Adityanath is an interesting choice as UP chief minister. He is the only leader whose stature and support are independent of the party, even Modi, in eastern UP. Everything BJP lays claim to—Ayodhya, Hindutva, riots—belongs to Adityanath as a legacy of the mutt he heads. To Avaidyanath, his guru, and Digvijay Nath, his guru’s guru—leaders of the Hindu Mahasabha—belongs the honour of resurrecting the Ram Janambhoomi movement. The Vishwa Hindu Parishad and BJP took it national. Both mahants were tireless crusaders for the cause, and their life and actions are an inheritance that sits well with Adityanath. His unequivocal, strident speeches on the subject carry with them the weight of 125 years of Hindutva politics that came out of the Gorakhpur Mutt. He is not just a politician; he is a monk representing a millennium-old order.

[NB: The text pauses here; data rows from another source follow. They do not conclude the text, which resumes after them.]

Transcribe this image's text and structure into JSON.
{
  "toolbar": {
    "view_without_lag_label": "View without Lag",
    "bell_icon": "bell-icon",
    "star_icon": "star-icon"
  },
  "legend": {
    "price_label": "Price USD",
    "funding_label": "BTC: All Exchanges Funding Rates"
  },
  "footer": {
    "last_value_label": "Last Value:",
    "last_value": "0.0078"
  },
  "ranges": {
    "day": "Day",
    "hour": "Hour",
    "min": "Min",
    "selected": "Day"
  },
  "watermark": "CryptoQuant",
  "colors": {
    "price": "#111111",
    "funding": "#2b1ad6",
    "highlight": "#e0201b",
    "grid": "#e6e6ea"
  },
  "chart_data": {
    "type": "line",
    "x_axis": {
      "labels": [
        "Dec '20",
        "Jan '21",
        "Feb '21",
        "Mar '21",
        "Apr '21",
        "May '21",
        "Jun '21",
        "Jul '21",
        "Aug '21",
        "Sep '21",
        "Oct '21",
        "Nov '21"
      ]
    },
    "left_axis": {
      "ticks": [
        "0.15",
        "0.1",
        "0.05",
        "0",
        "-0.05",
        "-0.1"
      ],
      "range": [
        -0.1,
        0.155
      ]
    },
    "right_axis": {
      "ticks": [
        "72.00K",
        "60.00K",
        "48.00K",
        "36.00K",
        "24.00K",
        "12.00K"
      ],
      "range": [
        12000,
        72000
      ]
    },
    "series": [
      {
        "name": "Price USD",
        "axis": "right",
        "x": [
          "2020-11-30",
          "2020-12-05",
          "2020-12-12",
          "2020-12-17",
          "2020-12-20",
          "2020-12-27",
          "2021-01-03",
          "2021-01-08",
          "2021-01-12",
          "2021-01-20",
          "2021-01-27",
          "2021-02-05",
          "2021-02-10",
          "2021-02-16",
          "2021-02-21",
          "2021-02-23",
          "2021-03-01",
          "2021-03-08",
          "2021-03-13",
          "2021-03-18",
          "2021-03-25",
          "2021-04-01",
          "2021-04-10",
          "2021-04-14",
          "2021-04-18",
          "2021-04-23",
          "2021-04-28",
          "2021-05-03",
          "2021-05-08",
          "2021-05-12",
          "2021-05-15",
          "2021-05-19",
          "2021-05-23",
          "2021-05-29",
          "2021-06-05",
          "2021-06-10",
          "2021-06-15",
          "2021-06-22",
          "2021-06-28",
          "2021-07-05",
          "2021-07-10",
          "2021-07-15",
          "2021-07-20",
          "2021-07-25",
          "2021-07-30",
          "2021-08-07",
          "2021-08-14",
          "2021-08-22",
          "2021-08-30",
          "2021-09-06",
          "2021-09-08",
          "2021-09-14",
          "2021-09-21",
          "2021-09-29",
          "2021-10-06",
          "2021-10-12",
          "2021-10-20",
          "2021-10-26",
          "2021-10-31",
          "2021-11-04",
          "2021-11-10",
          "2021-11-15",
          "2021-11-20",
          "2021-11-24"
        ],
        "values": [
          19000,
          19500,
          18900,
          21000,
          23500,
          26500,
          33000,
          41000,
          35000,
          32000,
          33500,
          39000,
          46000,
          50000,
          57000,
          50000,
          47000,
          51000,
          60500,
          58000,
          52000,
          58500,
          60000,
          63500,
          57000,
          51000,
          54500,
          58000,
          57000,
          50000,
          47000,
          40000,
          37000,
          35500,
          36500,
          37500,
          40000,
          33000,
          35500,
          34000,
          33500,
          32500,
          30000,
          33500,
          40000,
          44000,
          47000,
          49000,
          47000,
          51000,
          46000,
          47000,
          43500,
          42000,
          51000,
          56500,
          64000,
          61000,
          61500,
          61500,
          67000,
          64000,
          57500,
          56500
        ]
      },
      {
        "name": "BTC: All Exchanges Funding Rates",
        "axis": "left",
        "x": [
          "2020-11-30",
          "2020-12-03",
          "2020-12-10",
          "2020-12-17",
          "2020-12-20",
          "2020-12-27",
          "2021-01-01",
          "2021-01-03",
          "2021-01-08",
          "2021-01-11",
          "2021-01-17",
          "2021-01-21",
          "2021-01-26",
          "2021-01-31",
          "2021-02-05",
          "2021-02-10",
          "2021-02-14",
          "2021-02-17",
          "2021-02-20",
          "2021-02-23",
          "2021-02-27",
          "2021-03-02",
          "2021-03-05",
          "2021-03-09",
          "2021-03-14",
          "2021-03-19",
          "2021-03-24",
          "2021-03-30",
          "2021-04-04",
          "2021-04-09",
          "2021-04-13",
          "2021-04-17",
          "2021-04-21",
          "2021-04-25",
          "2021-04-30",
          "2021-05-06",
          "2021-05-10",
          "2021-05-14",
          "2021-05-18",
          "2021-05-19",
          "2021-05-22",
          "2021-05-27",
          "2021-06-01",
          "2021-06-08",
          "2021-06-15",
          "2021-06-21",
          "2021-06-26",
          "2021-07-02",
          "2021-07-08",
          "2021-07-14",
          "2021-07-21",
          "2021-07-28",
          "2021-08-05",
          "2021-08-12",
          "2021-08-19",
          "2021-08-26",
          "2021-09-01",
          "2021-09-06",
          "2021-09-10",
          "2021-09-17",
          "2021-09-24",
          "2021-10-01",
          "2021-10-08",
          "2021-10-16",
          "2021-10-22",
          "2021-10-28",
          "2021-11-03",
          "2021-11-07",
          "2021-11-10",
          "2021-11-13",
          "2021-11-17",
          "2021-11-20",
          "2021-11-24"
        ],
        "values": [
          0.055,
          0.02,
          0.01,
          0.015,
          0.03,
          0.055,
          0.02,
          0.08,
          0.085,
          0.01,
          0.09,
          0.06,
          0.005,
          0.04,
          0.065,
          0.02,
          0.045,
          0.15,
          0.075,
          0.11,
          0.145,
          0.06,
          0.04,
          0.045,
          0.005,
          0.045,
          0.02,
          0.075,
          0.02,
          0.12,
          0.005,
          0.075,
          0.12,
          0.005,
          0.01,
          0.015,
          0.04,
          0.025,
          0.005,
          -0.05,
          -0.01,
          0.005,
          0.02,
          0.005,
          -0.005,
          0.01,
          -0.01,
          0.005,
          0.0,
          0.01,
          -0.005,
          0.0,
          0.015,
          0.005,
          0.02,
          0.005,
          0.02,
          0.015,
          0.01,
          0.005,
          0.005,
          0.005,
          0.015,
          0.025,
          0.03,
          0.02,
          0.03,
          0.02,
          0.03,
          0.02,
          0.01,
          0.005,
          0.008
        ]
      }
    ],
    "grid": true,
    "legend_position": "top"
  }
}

One of the quotable quotes on Adityanath’s website translates as: “Hindutva is the consciousness of India. Any attack on it is an invitation for annihilation.” Such sentiments enjoy massive support in UP, partly because people like Aditynath and parties like BJP are among the few to deal head on with the question of Islamic radicalism. Other political parties and the liberal brigade are silent, embalmed in the shroud of their own hypocrisy. It is a real threat in the eyes of the people; the evidence abounds. When neighbourhood mosques in Bihar and UP broadcast sermons on the creation of an Islamic State in India, or declare terrorists killed across the world as martyrs, and this goes unchecked, BJP propaganda starts to ring true.

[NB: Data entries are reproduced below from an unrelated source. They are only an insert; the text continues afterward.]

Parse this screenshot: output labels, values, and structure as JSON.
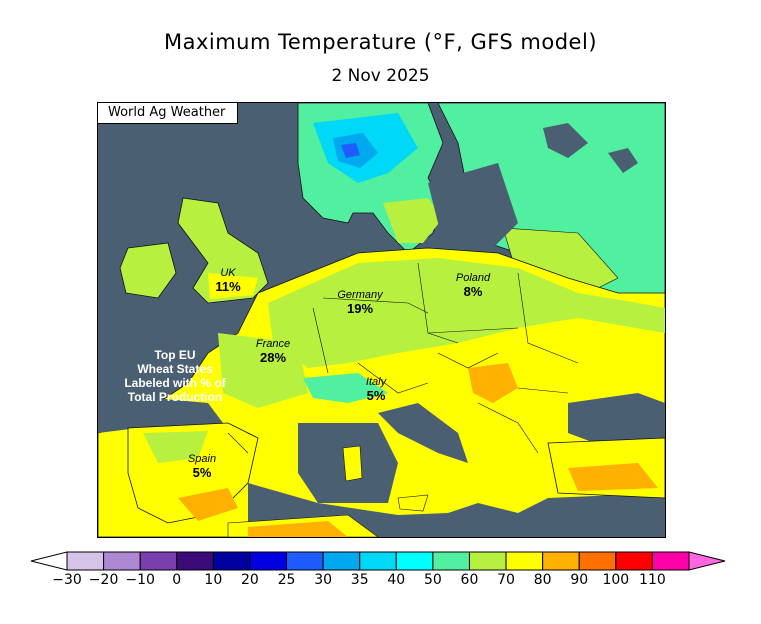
{
  "title": "Maximum Temperature (°F, GFS model)",
  "subtitle": "2 Nov 2025",
  "credit": "World Ag Weather",
  "note_lines": [
    "Top EU",
    "Wheat States",
    "Labeled with % of",
    "Total Production"
  ],
  "regions": [
    {
      "name": "UK",
      "pct": "11%"
    },
    {
      "name": "Germany",
      "pct": "19%"
    },
    {
      "name": "Poland",
      "pct": "8%"
    },
    {
      "name": "France",
      "pct": "28%"
    },
    {
      "name": "Italy",
      "pct": "5%"
    },
    {
      "name": "Spain",
      "pct": "5%"
    }
  ],
  "legend": {
    "ticks": [
      "−30",
      "−20",
      "−10",
      "0",
      "10",
      "20",
      "25",
      "30",
      "35",
      "40",
      "50",
      "60",
      "70",
      "80",
      "90",
      "100",
      "110"
    ],
    "colors": [
      "#d6c3ea",
      "#ae88d2",
      "#7a3fae",
      "#3d0a7a",
      "#0000a0",
      "#0000e0",
      "#1e5cff",
      "#00a8f0",
      "#00d8f8",
      "#00ffff",
      "#50f0a0",
      "#b8f040",
      "#ffff00",
      "#ffb000",
      "#ff7000",
      "#ff0000",
      "#ff00a8"
    ],
    "under_color": "#ffffff",
    "over_color": "#ff66e0"
  }
}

Since being sworn in, however, Adityanath has made the right kind of speeches, and it remains to be seen what his rule entails for UP. His supporters already see in him a future prime minister. What he does in UP, what cocktail of development and Hindutva he mixes may have an impact beyond India’s most populous state.


For the Muslims of UP and other BJP-ruled states the message couldn’t be clearer: Old style politics that preyed on real and imagined fears that considered the community a monolith in need of protection is dead. This is the BJP era, the time of Modi and Adityanath. They have made it clear that they do not see any need to engage with Muslims as a community, that there are no community-specific sops or concessions that they are going to provide. They have promised no discrimination in delivery of government services, but offered no protection from attacks by their violent vigilante army. Electorally, they don’t need Muslims as long as a unified Hindu vote comes to them.

Rightly or wrongly, the onus to engage with the BJP remains on Muslims, or they risk being left out of the political process altogether as long as the BJP rules.